Let’s say you started investing in your dream at Point A. 60 days later, your investments tanked. Do you bail? Double-down? Irrespective of your decision, you’re guaranteed some sleepless nights and some newfound gray hairs.
Or maybe you started at Point B and 2 years later you question if this whole investing thing actually works. (Or even worse, you might say the famous last words: This time it’s different.)
But maybe Point C is the real kick in the groin. It’s bumpy, its long (13 years) and depressingly, you land right where you began.
Now you know where this is going. “Time in the market” beats “timing the market.”
This chart represents 1996 to today. (It’s also my personal investing journey in the S&P 500 and I’m proud to say, in 24 years I’ve never sold a share.)
Every trough has been scary, but to use mathematical terms they’re local minimums not global minimums. When you zoom out, you realize you were doing pretty damn well. The economist John Keynes famously said:
Markets can stay irrational longer than you can stay solvent.

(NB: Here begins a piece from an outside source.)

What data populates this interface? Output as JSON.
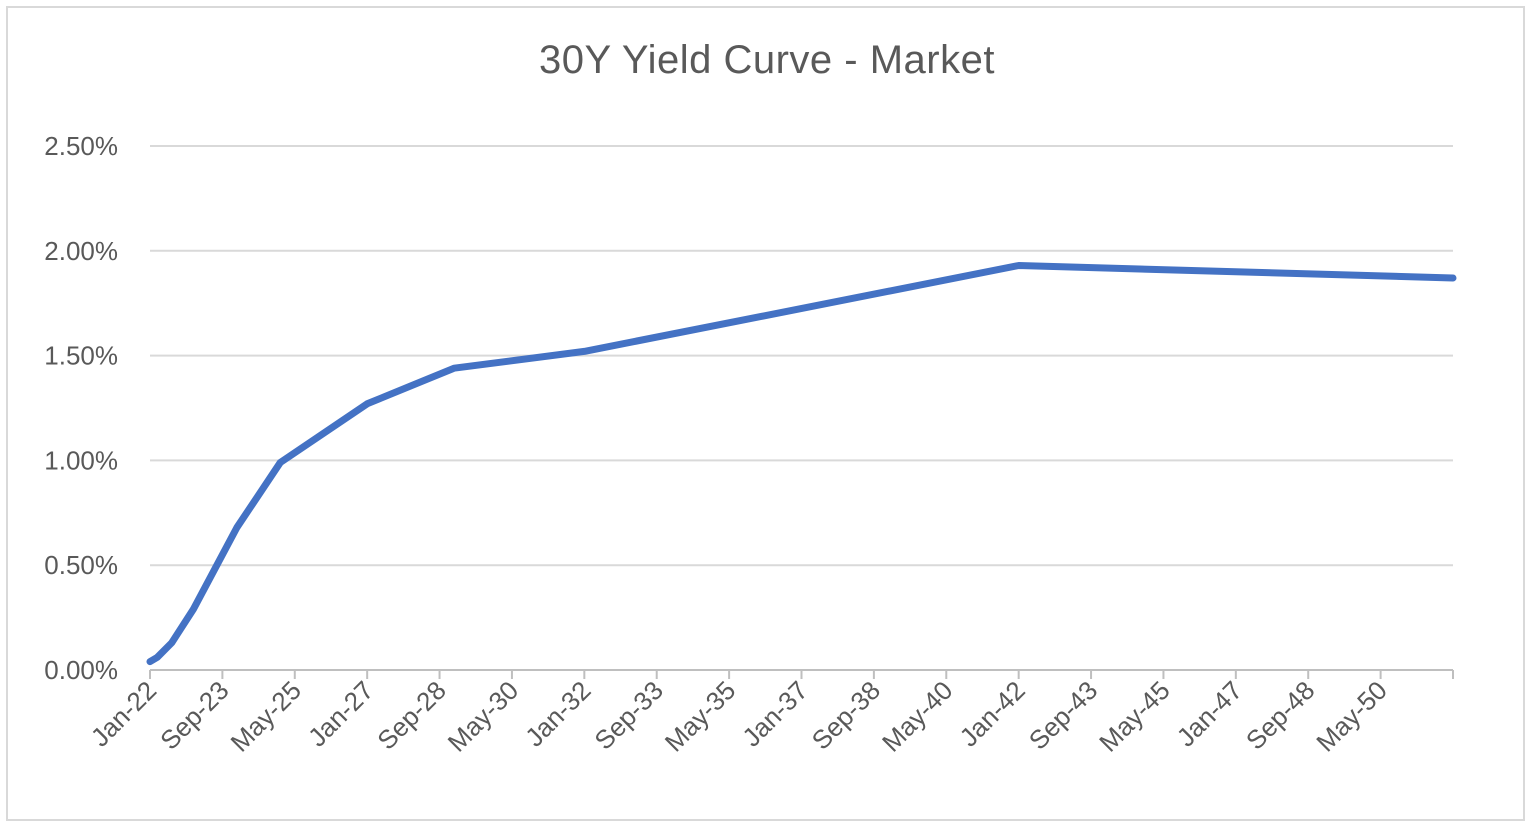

He meant financial solvency. If you invested at Point D and your kid went to college at Point C (March 2009), you may be forced to sell and abandon ship. At the absolute worst moment. Ditto, if you needed to come out of escrow to buy a home at Point A (March 2020).
Keynes was saying that the market can be nonsensical for much longer than your best projection.
Now let’s say you want to do something crazy and contrarian in your life. Walk away from academic tenure. Take a massive pay cut do impactful work. Or become an entrepreneur (despite the chilling fact that 9 out of 10 startups fail).
The ability to pay your bills and put food on the table – financial solvency – will absolutely be a factor. But what will be even harder, is maintaining your emotional solvency.
Nearly six years after I began my own deliberate rebellion (i.e. solopreneurship), I’ve remixed Keynes quote as follows:
The world around you can stay irrational longer than you can stay emotionally solvent.
Let’s imagine that the S&P graph mirrored my emotional journey as an entrepreneur. At every local minimum and over the course of years I wrestled and was peppered with the following questions/issues:
- Have you lost your mind?
- How can you put your family at risk like that?
- How can you justify the sunk cost of your fancy degree?
- You know you can never go back.
- Wait, you don’t even have an idea?
- You never took a writing class in college.
- You know you’ll never get invited into these fancy rooms again.
- You know, New York City’s expensive.
- Holy crap, my COBRA’s gonna run out!
- Now we’re having another baby!
- Getting rejected for a book proposal.
- Spending 600 hours in one year on a podcast making less than $10,000 from the time spent.
- Watching my bank account balance has declined for 22 straight months
Each time one of these roadblocks appeared(particularly the insurance situation) I considered throwing in the towel. Every time my identity got challenged, I yearned for my old business card and the common understanding of being a Managing Director.
And boy, it took a long time to make any meaningful income. Even today, I’m still at a fraction of my Wall Street days.
But that would have meant selling at the lows. Walking away during a local maximum.
But as I traversed each local minimum, my confidence grew and my determination hardened. My emotional resiliency extended my runway as an entrepreneur. And like the S&P 500 chart above, extending my runway improved my odds of success.
When you dream big and do something different, the narrative typically centers around skills, finances, and relationships. But if you can shed a scarcity mindset, live with an undefined identity, see opportunity in uncertainty and re-cast traditional markers of success – you’ll develop emotional resiliency.
And when the inevitable local minimum arises, you’ll confidently say: “I got this.”